The human eye is superbly equipped to detect these colors and send a signal pulsing to the brain. This doesn’t explain why I perceive them as beautiful, but it does explain why that combination gets my undivided attention. I asked my artist friends about the power of purple and gold, and they sent me right to the color wheel: these two are complementary colors, as different in nature as could be. In composing a palette, putting them together makes each more vivid; just a touch of one will bring out the other. Purple and yellow are a reciprocal pair.
Our eyes are so sensitive to these wavelengths that the cones can get over-saturated and the stimulus pours over onto the other cells. A printmaker I know showed me that if you stare for a long time at a block of yellow and then shift your gaze to a white sheet of paper, you will see it, for a moment, as violet. This phenomenon— the colored afterimage—occurs because there is energetic reciprocity between purple and yellow pigments, which goldenrod and asters knew well before we did.

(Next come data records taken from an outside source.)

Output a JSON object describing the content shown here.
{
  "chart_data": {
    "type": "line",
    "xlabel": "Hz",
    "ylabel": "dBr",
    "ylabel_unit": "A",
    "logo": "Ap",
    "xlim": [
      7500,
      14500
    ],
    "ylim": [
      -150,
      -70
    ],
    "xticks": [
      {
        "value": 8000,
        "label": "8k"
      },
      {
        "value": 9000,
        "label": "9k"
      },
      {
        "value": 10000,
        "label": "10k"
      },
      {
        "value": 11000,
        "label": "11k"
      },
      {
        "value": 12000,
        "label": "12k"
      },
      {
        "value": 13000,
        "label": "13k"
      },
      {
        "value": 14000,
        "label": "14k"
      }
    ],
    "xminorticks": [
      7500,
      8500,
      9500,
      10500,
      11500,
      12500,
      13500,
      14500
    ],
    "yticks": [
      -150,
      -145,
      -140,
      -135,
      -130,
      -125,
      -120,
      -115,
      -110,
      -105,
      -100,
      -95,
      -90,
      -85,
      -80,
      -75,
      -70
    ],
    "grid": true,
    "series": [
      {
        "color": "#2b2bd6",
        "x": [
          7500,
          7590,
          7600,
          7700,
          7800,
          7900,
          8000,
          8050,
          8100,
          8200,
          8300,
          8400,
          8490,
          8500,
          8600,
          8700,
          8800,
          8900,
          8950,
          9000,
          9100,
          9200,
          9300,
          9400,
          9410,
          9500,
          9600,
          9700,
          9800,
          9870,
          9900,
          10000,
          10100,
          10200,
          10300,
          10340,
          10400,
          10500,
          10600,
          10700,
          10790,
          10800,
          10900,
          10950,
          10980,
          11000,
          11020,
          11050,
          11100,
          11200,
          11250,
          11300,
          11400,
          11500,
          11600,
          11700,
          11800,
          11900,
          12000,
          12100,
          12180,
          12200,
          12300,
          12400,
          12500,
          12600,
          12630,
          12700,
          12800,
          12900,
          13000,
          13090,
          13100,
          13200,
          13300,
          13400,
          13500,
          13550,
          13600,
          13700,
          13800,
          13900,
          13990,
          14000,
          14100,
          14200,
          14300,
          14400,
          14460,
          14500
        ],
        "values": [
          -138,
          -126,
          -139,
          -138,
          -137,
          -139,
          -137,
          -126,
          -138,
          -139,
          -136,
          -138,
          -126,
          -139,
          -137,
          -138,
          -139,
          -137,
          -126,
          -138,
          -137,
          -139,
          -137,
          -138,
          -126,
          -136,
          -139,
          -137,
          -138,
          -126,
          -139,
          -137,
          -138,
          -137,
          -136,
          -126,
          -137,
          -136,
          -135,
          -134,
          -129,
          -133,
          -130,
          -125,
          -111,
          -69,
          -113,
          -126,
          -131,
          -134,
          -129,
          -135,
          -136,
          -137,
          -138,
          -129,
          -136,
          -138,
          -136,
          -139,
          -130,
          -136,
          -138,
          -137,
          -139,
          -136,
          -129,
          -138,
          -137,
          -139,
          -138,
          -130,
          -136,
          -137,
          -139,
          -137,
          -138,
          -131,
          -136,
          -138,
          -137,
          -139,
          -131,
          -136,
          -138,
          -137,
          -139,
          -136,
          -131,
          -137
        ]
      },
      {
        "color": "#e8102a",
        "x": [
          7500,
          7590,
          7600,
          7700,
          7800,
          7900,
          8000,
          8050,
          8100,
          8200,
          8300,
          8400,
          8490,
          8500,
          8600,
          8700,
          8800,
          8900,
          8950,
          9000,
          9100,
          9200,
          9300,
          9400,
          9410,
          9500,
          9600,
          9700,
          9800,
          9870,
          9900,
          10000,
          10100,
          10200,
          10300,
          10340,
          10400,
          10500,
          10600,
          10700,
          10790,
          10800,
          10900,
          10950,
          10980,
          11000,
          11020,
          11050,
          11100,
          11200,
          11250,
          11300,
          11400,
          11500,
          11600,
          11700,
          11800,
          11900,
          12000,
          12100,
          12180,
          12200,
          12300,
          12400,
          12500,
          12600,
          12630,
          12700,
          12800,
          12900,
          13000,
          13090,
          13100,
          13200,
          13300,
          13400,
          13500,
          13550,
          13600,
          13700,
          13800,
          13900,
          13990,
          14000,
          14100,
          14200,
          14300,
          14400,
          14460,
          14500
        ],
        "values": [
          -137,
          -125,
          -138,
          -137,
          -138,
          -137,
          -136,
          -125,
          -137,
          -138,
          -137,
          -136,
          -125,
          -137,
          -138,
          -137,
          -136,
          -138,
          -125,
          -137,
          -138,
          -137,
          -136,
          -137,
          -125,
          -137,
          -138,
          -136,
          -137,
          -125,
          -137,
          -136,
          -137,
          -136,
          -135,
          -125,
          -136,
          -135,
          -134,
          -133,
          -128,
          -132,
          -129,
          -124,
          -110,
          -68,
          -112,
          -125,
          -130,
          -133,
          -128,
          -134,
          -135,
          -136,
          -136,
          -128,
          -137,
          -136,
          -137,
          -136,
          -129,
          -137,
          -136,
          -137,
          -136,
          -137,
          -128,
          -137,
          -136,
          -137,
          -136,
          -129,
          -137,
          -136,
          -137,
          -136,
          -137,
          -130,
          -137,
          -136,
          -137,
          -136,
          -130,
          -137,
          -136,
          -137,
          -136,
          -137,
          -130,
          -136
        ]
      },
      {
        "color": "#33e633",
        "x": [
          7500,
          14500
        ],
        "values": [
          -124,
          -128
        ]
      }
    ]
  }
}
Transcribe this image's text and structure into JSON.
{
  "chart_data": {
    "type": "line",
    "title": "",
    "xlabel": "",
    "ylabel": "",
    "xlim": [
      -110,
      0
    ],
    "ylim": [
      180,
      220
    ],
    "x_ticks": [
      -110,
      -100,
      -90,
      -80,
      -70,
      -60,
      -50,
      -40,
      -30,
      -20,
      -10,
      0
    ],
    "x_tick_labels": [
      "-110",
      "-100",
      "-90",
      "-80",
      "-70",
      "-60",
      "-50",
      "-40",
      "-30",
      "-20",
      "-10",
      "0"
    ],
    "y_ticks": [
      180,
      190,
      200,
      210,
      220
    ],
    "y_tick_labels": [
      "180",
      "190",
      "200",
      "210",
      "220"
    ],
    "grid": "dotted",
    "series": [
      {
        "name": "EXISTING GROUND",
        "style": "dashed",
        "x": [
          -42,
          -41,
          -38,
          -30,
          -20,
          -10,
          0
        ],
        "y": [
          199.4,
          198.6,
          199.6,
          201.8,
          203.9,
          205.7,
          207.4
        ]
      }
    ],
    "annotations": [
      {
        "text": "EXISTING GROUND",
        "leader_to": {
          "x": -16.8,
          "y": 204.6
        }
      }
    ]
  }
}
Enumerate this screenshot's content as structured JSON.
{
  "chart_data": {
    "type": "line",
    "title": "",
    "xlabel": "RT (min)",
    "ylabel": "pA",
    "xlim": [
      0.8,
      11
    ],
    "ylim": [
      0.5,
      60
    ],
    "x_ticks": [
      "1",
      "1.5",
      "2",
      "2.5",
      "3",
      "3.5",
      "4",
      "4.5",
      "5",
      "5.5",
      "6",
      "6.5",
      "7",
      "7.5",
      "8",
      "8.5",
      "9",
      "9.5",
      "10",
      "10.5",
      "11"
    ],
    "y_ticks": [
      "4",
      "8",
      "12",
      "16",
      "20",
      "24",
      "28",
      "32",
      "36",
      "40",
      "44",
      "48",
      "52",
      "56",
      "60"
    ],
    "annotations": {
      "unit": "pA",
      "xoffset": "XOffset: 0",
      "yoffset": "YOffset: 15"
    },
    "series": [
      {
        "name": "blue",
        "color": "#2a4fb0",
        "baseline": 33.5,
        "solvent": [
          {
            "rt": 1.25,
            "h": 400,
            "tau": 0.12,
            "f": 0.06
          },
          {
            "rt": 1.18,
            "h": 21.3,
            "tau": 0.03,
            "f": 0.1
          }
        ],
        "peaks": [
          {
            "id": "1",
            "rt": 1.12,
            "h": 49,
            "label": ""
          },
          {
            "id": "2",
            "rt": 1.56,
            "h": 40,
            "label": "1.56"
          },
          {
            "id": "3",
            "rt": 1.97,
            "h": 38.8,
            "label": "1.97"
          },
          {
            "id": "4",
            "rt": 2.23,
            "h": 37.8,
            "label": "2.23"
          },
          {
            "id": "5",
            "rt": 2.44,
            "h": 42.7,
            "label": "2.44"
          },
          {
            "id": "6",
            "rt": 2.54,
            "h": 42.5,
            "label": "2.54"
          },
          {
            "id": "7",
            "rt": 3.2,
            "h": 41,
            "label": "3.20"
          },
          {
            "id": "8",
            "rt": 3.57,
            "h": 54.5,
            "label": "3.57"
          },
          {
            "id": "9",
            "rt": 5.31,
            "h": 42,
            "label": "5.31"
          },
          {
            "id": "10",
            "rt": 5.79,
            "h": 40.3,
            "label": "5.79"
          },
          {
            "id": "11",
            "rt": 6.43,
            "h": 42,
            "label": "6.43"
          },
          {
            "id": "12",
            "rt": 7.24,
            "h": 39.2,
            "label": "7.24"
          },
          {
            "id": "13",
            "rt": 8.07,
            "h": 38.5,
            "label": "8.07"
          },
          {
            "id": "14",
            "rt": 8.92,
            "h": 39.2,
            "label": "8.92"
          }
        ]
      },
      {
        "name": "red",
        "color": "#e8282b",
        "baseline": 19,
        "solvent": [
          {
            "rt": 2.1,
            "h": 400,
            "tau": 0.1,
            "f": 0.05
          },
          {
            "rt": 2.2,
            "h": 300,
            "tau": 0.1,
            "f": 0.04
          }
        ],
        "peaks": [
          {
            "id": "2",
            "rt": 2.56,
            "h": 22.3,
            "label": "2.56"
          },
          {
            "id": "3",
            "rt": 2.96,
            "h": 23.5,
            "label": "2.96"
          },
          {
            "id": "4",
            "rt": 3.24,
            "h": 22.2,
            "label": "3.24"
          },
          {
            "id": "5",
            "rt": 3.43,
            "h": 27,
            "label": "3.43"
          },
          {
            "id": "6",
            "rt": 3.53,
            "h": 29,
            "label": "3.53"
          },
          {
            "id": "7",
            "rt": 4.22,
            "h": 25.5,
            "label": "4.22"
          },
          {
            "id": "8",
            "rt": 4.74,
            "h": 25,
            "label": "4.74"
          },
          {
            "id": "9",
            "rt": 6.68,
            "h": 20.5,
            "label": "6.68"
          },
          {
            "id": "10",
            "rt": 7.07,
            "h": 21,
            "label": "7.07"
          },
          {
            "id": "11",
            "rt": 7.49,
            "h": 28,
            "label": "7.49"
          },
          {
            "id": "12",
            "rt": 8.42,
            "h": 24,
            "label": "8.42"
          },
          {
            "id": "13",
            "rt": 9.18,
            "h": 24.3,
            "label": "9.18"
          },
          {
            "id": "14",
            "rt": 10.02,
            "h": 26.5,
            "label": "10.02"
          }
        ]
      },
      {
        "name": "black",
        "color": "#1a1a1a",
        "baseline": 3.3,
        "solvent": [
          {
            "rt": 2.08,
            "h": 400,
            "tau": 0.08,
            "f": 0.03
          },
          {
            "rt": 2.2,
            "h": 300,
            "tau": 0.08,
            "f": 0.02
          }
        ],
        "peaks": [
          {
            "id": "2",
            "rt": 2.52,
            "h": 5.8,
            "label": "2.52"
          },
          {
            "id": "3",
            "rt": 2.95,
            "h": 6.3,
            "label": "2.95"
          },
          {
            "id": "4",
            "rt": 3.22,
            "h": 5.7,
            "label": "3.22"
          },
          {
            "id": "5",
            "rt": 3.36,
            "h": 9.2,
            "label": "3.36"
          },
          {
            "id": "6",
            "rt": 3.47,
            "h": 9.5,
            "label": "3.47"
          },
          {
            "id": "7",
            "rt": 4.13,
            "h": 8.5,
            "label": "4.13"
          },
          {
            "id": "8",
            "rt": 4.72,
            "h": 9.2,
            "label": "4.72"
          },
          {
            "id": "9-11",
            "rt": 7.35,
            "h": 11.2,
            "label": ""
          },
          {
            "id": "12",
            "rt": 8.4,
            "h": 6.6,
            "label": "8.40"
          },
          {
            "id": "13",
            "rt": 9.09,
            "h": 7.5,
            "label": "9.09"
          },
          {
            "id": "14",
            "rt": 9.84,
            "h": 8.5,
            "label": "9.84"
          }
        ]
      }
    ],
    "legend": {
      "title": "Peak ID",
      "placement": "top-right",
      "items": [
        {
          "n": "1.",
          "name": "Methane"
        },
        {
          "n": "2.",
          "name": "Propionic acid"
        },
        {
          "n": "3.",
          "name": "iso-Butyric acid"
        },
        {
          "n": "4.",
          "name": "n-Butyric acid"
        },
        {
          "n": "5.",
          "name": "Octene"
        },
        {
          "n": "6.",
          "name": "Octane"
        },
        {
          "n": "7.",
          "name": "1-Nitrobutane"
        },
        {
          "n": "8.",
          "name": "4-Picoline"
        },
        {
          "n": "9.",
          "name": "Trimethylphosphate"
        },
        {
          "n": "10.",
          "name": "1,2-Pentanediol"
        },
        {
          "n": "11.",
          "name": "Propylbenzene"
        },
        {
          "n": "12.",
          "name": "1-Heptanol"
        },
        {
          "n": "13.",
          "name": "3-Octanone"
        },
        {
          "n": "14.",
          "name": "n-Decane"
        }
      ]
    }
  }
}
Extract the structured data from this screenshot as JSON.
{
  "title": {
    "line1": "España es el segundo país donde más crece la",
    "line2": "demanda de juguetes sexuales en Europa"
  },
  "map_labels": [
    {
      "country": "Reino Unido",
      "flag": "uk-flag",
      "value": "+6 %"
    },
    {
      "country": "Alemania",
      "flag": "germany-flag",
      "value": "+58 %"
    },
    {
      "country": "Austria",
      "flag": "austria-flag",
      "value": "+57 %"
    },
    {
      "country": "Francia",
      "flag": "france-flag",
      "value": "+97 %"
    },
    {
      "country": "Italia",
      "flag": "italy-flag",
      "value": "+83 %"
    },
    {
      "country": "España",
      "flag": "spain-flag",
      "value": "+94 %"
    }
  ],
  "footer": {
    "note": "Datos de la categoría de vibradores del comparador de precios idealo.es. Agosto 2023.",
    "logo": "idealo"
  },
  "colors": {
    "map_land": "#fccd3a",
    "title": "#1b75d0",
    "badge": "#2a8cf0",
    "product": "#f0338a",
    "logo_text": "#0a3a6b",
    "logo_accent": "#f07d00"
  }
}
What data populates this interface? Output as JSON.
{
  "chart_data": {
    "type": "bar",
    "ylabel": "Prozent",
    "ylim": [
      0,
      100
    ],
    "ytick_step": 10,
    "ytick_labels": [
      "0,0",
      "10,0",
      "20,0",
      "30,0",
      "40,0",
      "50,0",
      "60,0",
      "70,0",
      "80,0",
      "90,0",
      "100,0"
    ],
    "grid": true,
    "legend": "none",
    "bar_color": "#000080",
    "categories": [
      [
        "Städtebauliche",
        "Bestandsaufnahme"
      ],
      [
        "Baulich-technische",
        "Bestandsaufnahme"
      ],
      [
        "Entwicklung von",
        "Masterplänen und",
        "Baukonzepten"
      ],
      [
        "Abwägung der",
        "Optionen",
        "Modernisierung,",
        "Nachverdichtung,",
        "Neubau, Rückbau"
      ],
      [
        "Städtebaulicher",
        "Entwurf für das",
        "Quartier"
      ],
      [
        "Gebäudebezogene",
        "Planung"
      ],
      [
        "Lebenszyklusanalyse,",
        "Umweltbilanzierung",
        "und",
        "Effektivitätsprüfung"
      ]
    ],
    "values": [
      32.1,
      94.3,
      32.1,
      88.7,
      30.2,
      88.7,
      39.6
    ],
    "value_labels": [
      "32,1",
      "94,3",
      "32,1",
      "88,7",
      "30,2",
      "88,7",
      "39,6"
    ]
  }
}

The real beholder whose eye they hope to catch is a bee bent on pollination. As it turns out, golden rod and asters appear very similarly to bee eyes and human eyes. Their striking contrast when they grow together makes themthe most attractive target in the whole meadow. Growing together, both receive more pollinator visits than they would if they were growing alone.
It’s a testable hypothesis; it’s a question of science, a question of art, and a question of beauty. Why are they beautiful together? It is a phenomenon simultaneously material and spiritual, for which we need all wavelengths of knowledge. When I stare too long at the world with science eyes, I see an afterimage of indigenous knowledge. Might science and traditional knowledge be purple and yellow to one another? We see the world more fully when we use both.
The question of goldenrod and asters was of course just emblematic of what I really wanted to know. It was an architecture of relationships that I yearned to understand. I wanted to see the shimmering threads that hold it all together why the most ordinary scrap of meadow can rock us back on our heels in awe. And I wanted to know why we love the world.
There was a time when I teetered precariously with an awkward foot in each of two worlds; the scientific and the indigenous. But then I learned to fly. It was the bees that showed me how to move between different flowers— to drink the nectar and gather pollen from both. It is this dance of cross- pollination that can produce a new species of knowledge, a new way of being in the world. After all, there aren’t two worlds, there is just this one good green earth.
That September pairing of purple and gold is lived reciprocity; its wisdom is that the beauty of one is illuminated by the radiance of the other. Science and art, matter and spirit, indigenous knowledge and Western science— can they be goldenrod and asters for each other? When I am in their presence, their beauty asks me for reciprocity, to be the complementary color, to make something beautiful in response.